Methodologically, lightweight personalization is a promising next step. Updating emotion centroids with a few subject-specific examples and using longer neutral segments as baselines may reduce inter-individual differences. Temporal cues can be added with minimal complexity—for example, short-window cosine similarity, exponential smoothing, or simple frame voting. For emotions tied to distinctive action units (e.g., AU4 for anger, AU14 for contempt), combining cosine similarity with targeted AU rules could improve recognition. Given the consistently high AUCs, decision thresholds can be tuned to application needs (e.g., sensitivity for assistive use or specificity for clinical settings). Future work should include a more systematic error analysis linking misclassification patterns to overlapping and asymmetric blend shape activations.
Data acquisition and instrumentation can also be improved. More precise timestamps, stable frame rates (ideally 60 FPS), and logging device temperature or system load would help separate temporal effects from hardware throttling. Retaining left–right asymmetry for selected blend shapes may aid recognition of unilateral expressions such as contempt. Evaluation should also report inter-rater reliability, human–machine agreement, and uncertainty (e.g., bootstrap intervals) to contextualize accuracy.
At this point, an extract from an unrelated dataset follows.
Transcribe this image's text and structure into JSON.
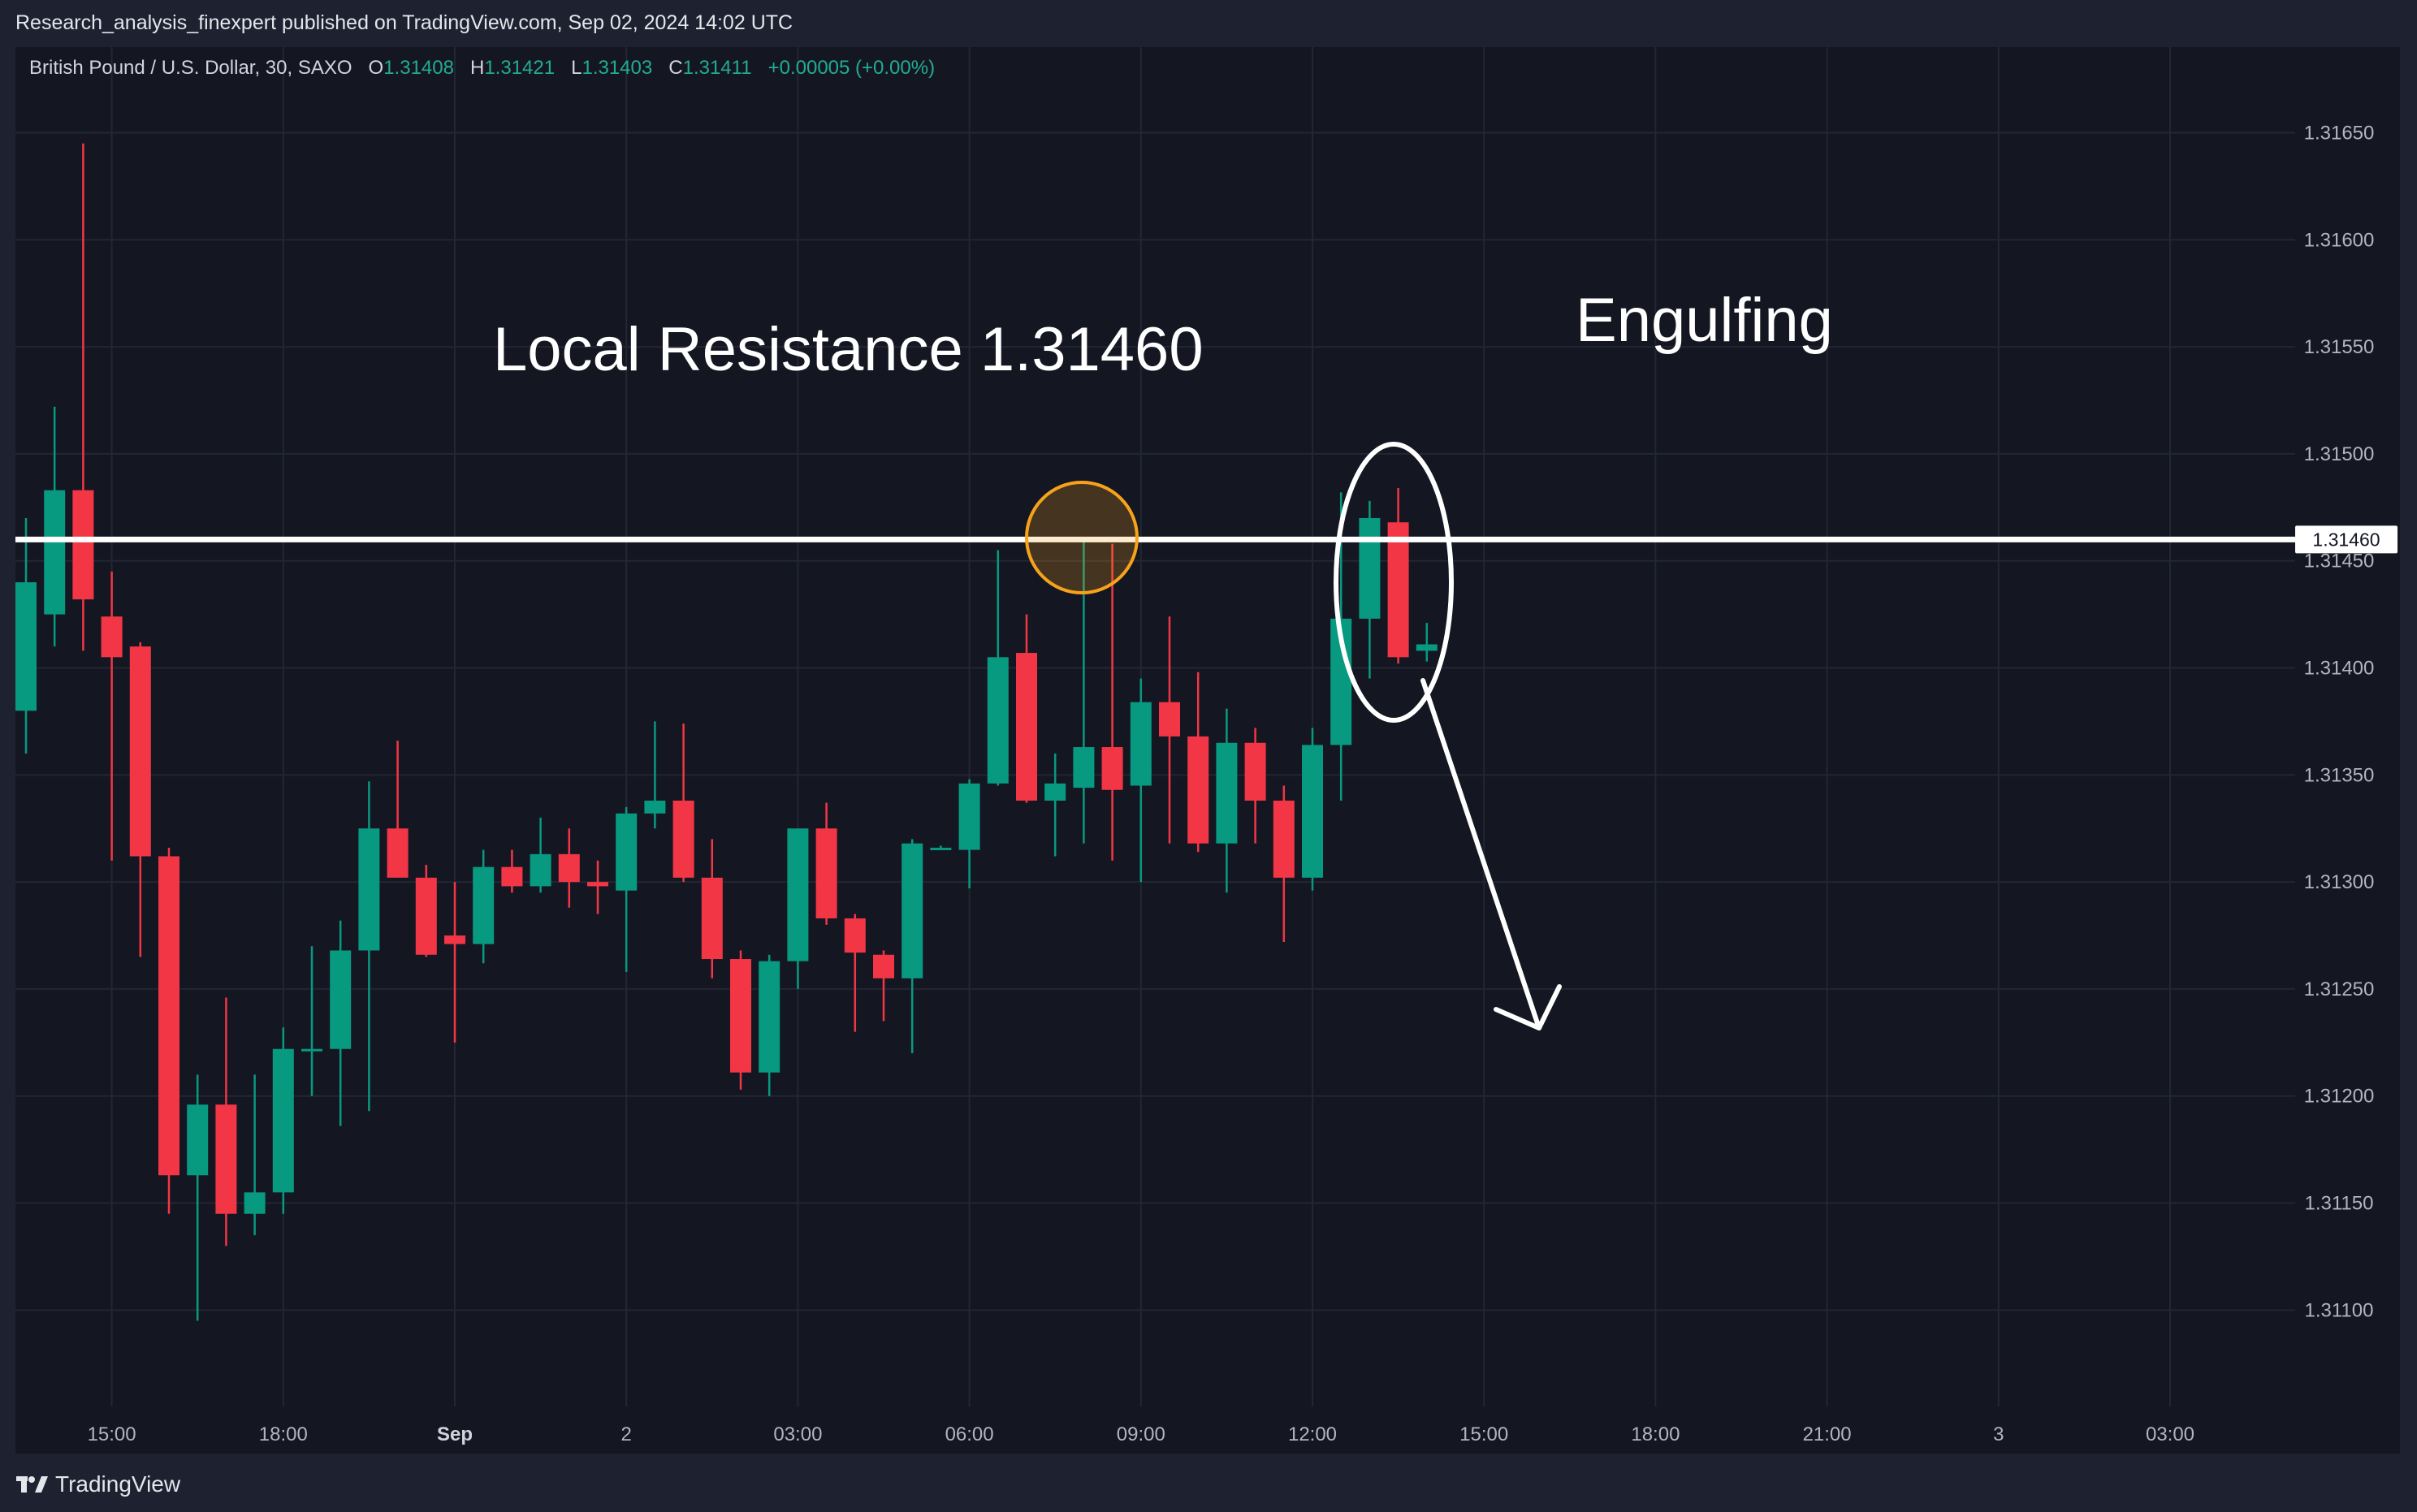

Future work should extend the framework to clinically relevant facial expressions beyond the basic emotions, including mixed affect and condition-specific facial behaviors. This will require the following: (i) defining target constructs and ground truth in a clinically valid way (e.g., AU-based definitions, intensity scales, and temporal profiles), (ii) validating or adapting AU/blend-shape mappings for these constructs, and (iii) collecting appropriately annotated datasets in the intended populations. Such steps are necessary before broader clinical claims can be made for non-basic emotion categories.
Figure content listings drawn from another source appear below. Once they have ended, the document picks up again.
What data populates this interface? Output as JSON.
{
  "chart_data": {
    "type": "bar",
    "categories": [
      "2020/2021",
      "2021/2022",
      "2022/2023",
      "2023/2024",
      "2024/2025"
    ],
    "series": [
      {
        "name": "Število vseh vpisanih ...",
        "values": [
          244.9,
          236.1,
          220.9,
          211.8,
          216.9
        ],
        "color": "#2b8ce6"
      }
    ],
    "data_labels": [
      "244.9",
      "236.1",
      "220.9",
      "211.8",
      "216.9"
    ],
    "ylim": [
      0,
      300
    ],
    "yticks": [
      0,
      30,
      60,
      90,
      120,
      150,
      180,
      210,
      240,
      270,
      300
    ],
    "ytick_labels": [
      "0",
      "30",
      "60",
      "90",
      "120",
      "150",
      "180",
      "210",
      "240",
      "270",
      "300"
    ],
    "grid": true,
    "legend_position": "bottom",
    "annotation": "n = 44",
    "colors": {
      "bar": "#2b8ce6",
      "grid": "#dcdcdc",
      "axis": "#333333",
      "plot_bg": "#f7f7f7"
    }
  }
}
Additionally, future work should evaluate the approach on established facial expression datasets by re-tracking existing videos with compatible face-tracking frameworks or by collecting benchmark datasets that provide standardized blend shape representations, as most current datasets do not directly support ARKit-style blend shapes. Another direction for future work is to apply the cosine-similarity approach to other facial analysis frameworks and datasets, such as MediaPipe or AffectNet, to assess cross-framework generalizability.
Finally, cross-framework and in-the-wild validation are essential. Replicating the protocol with alternative trackers (e.g., MediaPipe) and across device generations will clarify whether gains stem from expression geometry rather than platform-specific features. Moving beyond posed expressions to conversational or naturalistic scenarios will test the approach under real conditions. These steps aim to preserve the simplicity of the real-time cosine classifier while improving its reliability, equity, and portability across users, sensors, and use cases.